At the end of one of my favourite podcasts, the host asks the guest what advice he'd give his 21 year old self. A lot of people sit on the fence and say they would want to learn the lessons the hard way. But others give some humbling wisdom that might make you reevaluate an aspect of how you view the world.
I'm not promising to be able to offer that. In fact, I promise you that this is nowhere near on that level. But, as a purely selfish endeavour, I thought it would be useful to put this down on the page, rather than keep it in my head.
So, if I were to ask myself, what advice I'd give my 21 year old self, I think it would be this:
Plan for a long term goal. Define it, shape it, visualise it. Feel what it will be like once you achieve it... Experience it fully for a moment. Then let it go.
The next step is to focus in on the short term. The next job you do is the best job you can possibly do.
And repeat day after day.
The big time jobs don't come without dozens and dozens of small time jobs. But you've got to love those ones. Because they're the ones that will put food on your table and pay your mortgage month after month.
The one or two 'cool' jobs that come in from time to time; that shine away in your portfolio... They aren't what you can expect to do very often.
But when you approach every job with the goal of making it as good as it can possibly be, it changes your mindset. You begin to enjoy the 'shitty' jobs, and after a little while... You just get far fewer shitty jobs.
But do you know what, nothing changed, only you did.
It feels like a quote Mr.

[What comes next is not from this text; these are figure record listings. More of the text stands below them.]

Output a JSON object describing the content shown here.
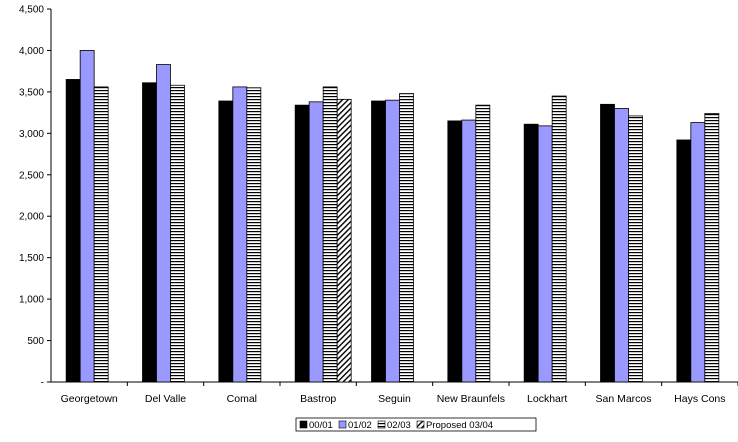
{
  "chart_data": {
    "type": "bar",
    "title": "",
    "xlabel": "",
    "ylabel": "",
    "ylim": [
      0,
      4500
    ],
    "yticks": [
      0,
      500,
      1000,
      1500,
      2000,
      2500,
      3000,
      3500,
      4000,
      4500
    ],
    "ytick_labels": [
      "-",
      "500",
      "1,000",
      "1,500",
      "2,000",
      "2,500",
      "3,000",
      "3,500",
      "4,000",
      "4,500"
    ],
    "grid": false,
    "legend_position": "bottom-center",
    "categories": [
      "Georgetown",
      "Del Valle",
      "Comal",
      "Bastrop",
      "Seguin",
      "New Braunfels",
      "Lockhart",
      "San Marcos",
      "Hays Cons"
    ],
    "series": [
      {
        "name": "00/01",
        "color": "#000000",
        "fill": "solid",
        "values": [
          3650,
          3610,
          3390,
          3340,
          3390,
          3150,
          3110,
          3350,
          2920
        ]
      },
      {
        "name": "01/02",
        "color": "#9999ff",
        "fill": "solid",
        "values": [
          4000,
          3830,
          3560,
          3380,
          3400,
          3160,
          3090,
          3300,
          3130
        ]
      },
      {
        "name": "02/03",
        "color": "#ffffff",
        "fill": "horizontal-stripes",
        "values": [
          3560,
          3580,
          3550,
          3560,
          3480,
          3340,
          3450,
          3210,
          3240
        ]
      },
      {
        "name": "Proposed 03/04",
        "color": "#000080",
        "fill": "diagonal-stripes",
        "values": [
          null,
          null,
          null,
          3410,
          null,
          null,
          null,
          null,
          null
        ]
      }
    ]
  }
}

Miyagi would tell Daniel... 'No such thing bad client, only bad designer'... I am not endorsing that statement fully; but I think there is SOME truth to it.
The more experienced I get as a graphic designer, and especially since owning my own business, the more I realise how much the 'journey' a customer goes down matters. (I'd say at least as much as the quality of the end product).

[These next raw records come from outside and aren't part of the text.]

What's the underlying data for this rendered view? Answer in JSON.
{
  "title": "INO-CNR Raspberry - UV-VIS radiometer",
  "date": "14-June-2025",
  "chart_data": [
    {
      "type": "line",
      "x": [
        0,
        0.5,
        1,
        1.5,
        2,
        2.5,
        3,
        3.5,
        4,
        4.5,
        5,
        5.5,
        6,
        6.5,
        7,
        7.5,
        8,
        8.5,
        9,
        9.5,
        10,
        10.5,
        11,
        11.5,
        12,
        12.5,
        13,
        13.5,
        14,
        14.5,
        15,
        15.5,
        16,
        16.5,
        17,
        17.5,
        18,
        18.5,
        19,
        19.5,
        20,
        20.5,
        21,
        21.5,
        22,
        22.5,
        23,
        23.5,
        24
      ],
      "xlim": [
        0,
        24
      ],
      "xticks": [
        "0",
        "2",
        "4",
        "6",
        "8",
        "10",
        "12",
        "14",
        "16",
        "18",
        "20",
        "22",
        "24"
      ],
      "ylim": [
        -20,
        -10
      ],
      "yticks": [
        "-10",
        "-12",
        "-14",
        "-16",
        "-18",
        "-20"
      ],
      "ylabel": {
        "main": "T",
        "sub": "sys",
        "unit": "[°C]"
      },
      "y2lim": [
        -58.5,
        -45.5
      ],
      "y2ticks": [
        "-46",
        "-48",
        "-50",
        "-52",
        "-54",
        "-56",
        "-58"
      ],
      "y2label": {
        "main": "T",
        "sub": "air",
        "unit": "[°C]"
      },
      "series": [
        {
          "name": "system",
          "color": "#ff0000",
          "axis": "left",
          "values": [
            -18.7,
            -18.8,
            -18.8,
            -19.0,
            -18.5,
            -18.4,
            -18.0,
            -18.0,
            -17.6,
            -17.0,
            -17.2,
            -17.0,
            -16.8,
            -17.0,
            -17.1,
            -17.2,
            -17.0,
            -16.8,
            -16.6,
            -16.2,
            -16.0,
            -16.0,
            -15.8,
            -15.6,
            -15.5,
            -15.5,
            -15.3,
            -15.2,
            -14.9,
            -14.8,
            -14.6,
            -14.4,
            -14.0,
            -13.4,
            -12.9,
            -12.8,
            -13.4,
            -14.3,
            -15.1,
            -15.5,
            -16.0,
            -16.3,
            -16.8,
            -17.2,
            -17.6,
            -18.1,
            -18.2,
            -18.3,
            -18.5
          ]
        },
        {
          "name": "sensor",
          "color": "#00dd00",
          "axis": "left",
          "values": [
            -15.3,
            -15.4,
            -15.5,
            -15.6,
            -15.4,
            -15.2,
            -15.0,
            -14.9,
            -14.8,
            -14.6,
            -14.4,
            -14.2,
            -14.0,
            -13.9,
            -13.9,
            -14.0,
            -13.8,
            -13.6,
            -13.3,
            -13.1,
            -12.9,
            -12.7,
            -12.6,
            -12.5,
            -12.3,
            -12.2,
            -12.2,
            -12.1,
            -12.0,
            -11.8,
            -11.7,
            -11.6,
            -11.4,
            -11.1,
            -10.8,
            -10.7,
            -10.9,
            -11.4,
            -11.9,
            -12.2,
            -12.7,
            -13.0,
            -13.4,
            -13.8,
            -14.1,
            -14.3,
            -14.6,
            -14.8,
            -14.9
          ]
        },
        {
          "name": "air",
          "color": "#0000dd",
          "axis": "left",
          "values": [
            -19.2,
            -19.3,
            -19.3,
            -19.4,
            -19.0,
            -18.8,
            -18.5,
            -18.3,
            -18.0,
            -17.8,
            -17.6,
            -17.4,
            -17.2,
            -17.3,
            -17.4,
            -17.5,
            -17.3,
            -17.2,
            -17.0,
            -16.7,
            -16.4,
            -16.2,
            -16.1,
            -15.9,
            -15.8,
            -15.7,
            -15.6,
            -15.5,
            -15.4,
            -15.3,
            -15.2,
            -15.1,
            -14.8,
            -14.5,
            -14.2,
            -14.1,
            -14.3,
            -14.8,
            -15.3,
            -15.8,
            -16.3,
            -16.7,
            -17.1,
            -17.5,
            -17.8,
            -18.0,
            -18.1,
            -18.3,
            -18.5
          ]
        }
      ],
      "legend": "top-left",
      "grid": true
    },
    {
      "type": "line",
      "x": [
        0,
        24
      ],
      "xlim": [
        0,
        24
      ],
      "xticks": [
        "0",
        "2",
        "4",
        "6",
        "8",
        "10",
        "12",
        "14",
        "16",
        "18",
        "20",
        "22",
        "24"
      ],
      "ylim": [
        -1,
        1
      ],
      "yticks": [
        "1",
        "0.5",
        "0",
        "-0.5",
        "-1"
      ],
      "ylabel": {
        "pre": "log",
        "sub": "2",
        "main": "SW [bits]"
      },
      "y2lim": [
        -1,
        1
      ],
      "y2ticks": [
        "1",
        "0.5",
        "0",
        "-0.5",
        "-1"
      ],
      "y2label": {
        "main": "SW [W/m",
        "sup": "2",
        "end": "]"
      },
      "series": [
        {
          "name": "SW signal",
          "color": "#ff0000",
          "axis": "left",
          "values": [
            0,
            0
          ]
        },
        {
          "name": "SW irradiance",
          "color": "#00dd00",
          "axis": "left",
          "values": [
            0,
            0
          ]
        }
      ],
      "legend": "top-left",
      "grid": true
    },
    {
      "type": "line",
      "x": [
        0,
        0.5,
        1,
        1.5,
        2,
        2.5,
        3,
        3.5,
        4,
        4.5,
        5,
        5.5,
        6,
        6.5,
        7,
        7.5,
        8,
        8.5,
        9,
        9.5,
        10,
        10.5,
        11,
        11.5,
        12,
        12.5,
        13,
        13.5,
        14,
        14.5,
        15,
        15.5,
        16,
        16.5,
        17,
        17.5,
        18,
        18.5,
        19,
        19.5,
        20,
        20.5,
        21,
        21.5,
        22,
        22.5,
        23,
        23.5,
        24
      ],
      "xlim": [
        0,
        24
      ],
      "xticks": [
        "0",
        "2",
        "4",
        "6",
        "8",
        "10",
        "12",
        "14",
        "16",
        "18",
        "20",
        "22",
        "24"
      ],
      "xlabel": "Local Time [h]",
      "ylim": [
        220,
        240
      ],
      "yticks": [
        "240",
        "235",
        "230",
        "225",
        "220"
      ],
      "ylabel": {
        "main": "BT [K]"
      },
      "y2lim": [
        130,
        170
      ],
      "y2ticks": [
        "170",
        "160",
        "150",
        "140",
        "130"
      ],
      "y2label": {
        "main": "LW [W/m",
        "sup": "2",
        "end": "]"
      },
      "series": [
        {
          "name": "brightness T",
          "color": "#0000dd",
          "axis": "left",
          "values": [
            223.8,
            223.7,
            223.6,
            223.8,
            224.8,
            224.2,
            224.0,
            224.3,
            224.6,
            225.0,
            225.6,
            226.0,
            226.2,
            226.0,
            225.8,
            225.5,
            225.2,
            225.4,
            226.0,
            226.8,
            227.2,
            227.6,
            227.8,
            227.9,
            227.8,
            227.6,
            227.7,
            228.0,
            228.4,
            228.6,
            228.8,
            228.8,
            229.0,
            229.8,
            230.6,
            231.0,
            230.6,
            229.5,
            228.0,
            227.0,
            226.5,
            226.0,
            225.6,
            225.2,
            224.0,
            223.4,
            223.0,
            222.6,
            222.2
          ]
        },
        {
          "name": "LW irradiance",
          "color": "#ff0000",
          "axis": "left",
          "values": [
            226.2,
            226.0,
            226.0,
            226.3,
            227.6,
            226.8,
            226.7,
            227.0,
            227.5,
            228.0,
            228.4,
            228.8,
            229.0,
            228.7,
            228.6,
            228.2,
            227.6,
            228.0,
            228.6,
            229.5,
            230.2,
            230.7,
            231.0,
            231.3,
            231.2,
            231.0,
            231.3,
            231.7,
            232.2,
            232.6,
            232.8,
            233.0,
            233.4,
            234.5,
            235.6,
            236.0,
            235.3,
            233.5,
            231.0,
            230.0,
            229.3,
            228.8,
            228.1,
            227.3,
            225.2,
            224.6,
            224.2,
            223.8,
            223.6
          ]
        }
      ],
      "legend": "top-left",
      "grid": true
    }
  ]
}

When people go to get a logo designed, it's a cool thing for them to do. Or at least it should be.
We must make them feel like they are buying an expensive new car.
We're there to work WITH them to help tell THEIR story. We're there for ideas, marketing ability and of course the technical skills to execute. But, we add real VALUE to the customer's experience when we involve them in the process.
You should start with a conversation. Ask what they're trying to achieve. And actually use those words. It's the best question to get to the heart of problem you need to solve.
But then dig deeper. Keep asking 'how?' and 'why?'... Find out what the real message is, then you can truly tell their story.
If I'd known this at 21... I'd have had a much smoother life, and maybe had a better hairline. One thing though, I'd have made some better logos.